Wednesday, August 11, 2010

Thoughts Regarding The Mote In God's Eye

I was reading The Mote In God's Eye recently, which is one of my favorite works of fiction, as is its sequel, The Gripping Hand, written by Larry Liven and Jerry Pournelle.  Given that science fiction tends not to age very well, and that the first of these was written in 1974, that's quite an accomplishment.  Now, I've had several thoughts related to these books, but perhaps a bit of background so I'm not just talking to myself.  Ah, spoiler alert, if you're thinking about reading these books.

The Mote In God's Eye is a first-contact novel, where humanity has interstellar travel capability, and discovers a sentient species which because of authorial fiat and convenient wormhole location, is nicely bottled into its home solar system.  This species, the Moties, has been sentient for somewhere on the order of a million years, and is driven by biological necessity to be in a state of constant population explosion.  The Moties sequentially switch sex, and when they are female they must become pregnant or die of a hormone imbalance.  After giving birth they become male, which lasts for a few months before becoming female again.  Because of this, and the fact that they have been bottled into one system for close to a million years, they have had a constant population explosions and crashes and have evolved a genetic predisposition for technology, in addition to a very high tolerance for pollution and wiping extinct most other animal life in the system not descended from them.  They've diverged into a variety of castes specialized in various things, the Engineers, the Warriors, etc.

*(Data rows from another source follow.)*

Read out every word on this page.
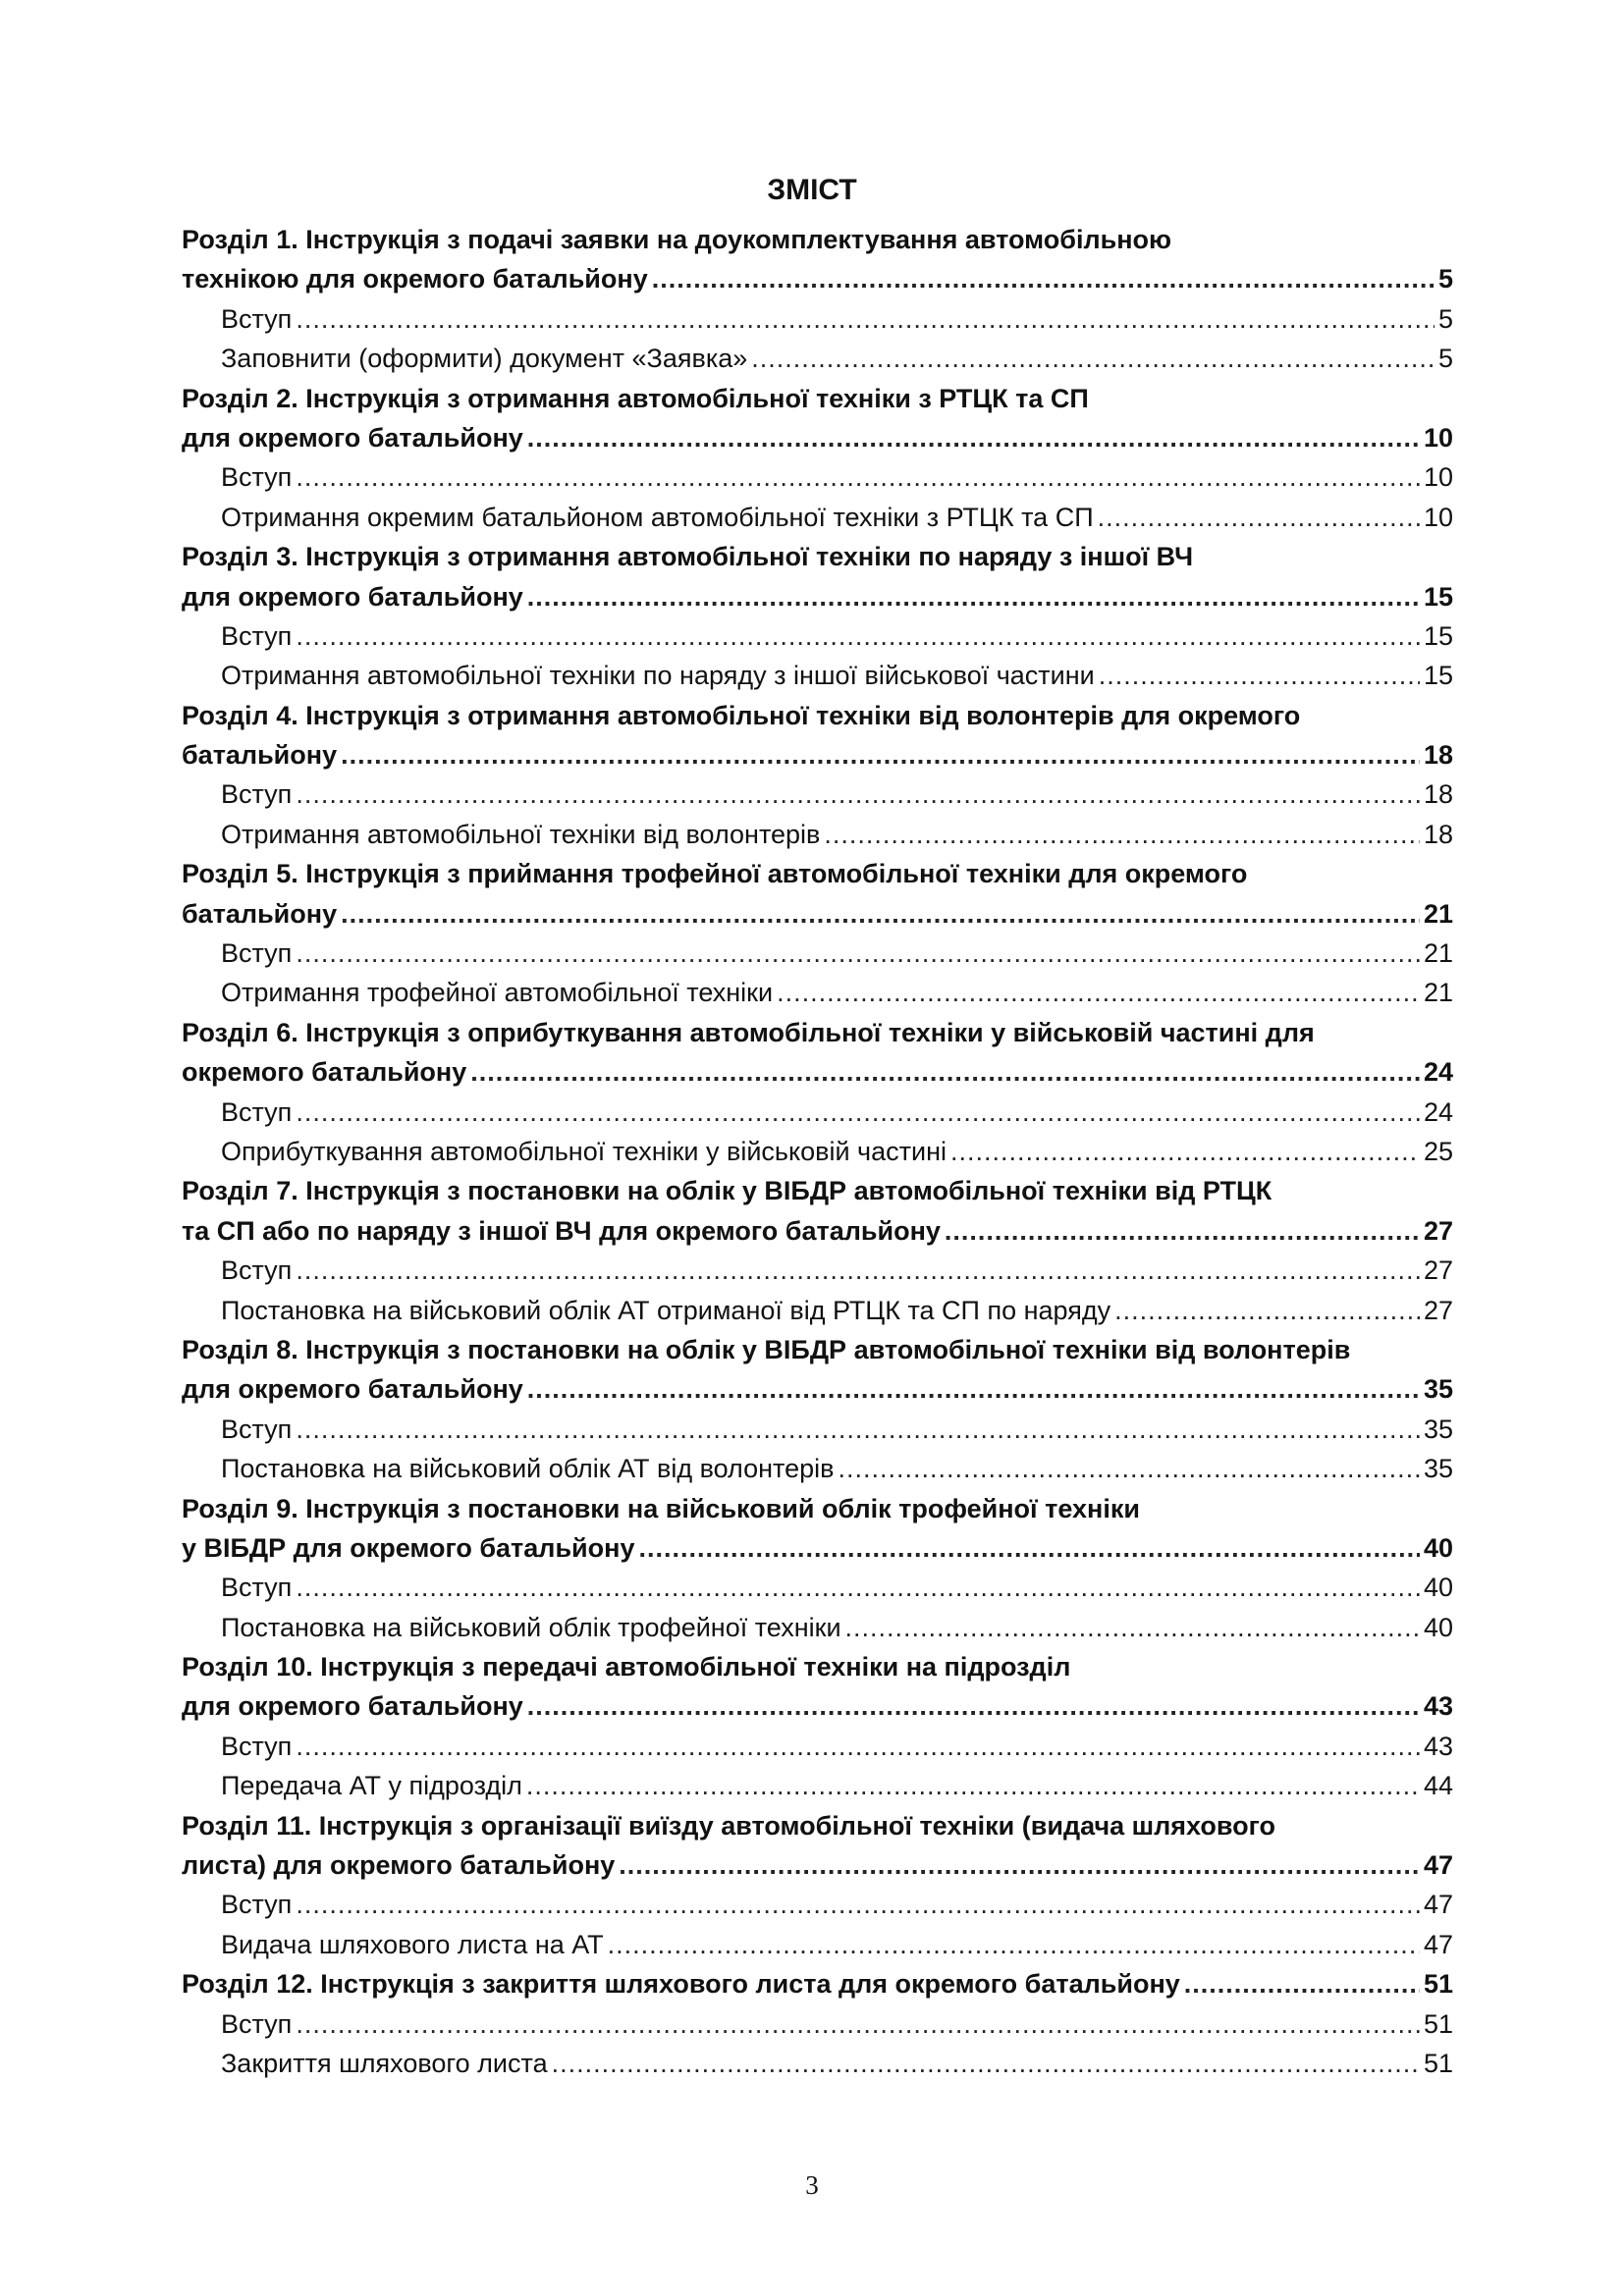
ЗМІСТ
Розділ 1. Інструкція з подачі заявки на доукомплектування автомобільною
технікою для окремого батальйону .....	5
Вступ .....	5
Заповнити (оформити) документ «Заявка» .....	5
Розділ 2. Інструкція з отримання автомобільної техніки з РТЦК та СП
для окремого батальйону .....	10
Вступ .....	10
Отримання окремим батальйоном автомобільної техніки з РТЦК та СП .....	10
Розділ 3. Інструкція з отримання автомобільної техніки по наряду з іншої ВЧ
для окремого батальйону .....	15
Вступ .....	15
Отримання автомобільної техніки по наряду з іншої військової частини .....	15
Розділ 4. Інструкція з отримання автомобільної техніки від волонтерів для окремого
батальйону .....	18
Вступ .....	18
Отримання автомобільної техніки від волонтерів .....	18
Розділ 5. Інструкція з приймання трофейної автомобільної техніки для окремого
батальйону .....	21
Вступ .....	21
Отримання трофейної автомобільної техніки .....	21
Розділ 6. Інструкція з оприбуткування автомобільної техніки у військовій частині для
окремого батальйону .....	24
Вступ .....	24
Оприбуткування автомобільної техніки у військовій частині .....	25
Розділ 7. Інструкція з постановки на облік у ВІБДР автомобільної техніки від РТЦК
та СП або по наряду з іншої ВЧ для окремого батальйону .....	27
Вступ .....	27
Постановка на військовий облік АТ отриманої від РТЦК та СП по наряду .....	27
Розділ 8. Інструкція з постановки на облік у ВІБДР автомобільної техніки від волонтерів
для окремого батальйону .....	35
Вступ .....	35
Постановка на військовий облік АТ від волонтерів .....	35
Розділ 9. Інструкція з постановки на військовий облік трофейної техніки
у ВІБДР для окремого батальйону .....	40
Вступ .....	40
Постановка на військовий облік трофейної техніки .....	40
Розділ 10. Інструкція з передачі автомобільної техніки на підрозділ
для окремого батальйону .....	43
Вступ .....	43
Передача АТ у підрозділ .....	44
Розділ 11. Інструкція з організації виїзду автомобільної техніки (видача шляхового
листа) для окремого батальйону .....	47
Вступ .....	47
Видача шляхового листа на АТ .....	47
Розділ 12. Інструкція з закриття шляхового листа для окремого батальйону .....	51
Вступ .....	51
Закриття шляхового листа .....	51
3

Now, this has given me a number of thoughts ranging from wariness of environmental damage, to wanting to see an RTS game based on this world, something in the vein of Homeworld perhaps, except that you'd be fighting your own population pressure as much as the other players.  Actually, I'm mainly just thinking Homeworld because of the 3D system in that game.  Of course, to deal with the population pressures it would have to be multi-generational, and then you'd have to figure out how the player is supposed to interact with there being successors, and where the user's path of control goes, which is a problem I have with Civilization and the like...  Ah, but I'll go back to that later.

The reason I started writing this post, before it turned into a commentary on The Mote in God's Eye, was thinking about one specific aspect of this book and how we might be seeing some of it not too far into the future.  In the book, the Engineer caste personalized everything for its users.  Handles on toothbrushes, shoes,  beds, chairs; all were custom made and fitted for their owner.  That got me thinking about how with various 3D printing and more customized web services, such things might be possible for us in the future.  Now, I can't say I've ever had a tailor-made suit, but imagine a world where every piece of clothing is tailor-made.  That opens up a number of interesting possibilities.  I imagine that carpal tunnel would go down as our laptops and mice are made specifically for us.  Things are just going to get more attractive and comfortable.  Things will still be mass-produced, but will at the same be more individualized.

I believe a good bit of demand is waiting to be unleashed for such products as soon as the price drops dramatically.  I'm not sure how easy it will be to create such things, we need that 3D printing to get a good bit more advanced, but at some point I think there will be quite the market for systems to automatically measure people and convert that into instructions for the creation of equipment.  And a brief search around the net reveals that it's already being worked on.

Of course there are a lot of other benefits to widespread 3D printing, such as the decentralization of industrial development and the whole maker culture.  I could also go into how more precise and cheaper measurements and finely crafted delivery/construction will improve a tremendous number of things beyond clothing and gadgets, such as fertilizer usage and personalized medicine.  Ah, but it's 6am and I'm starting to ramble.  Let me see if I can get to sleep.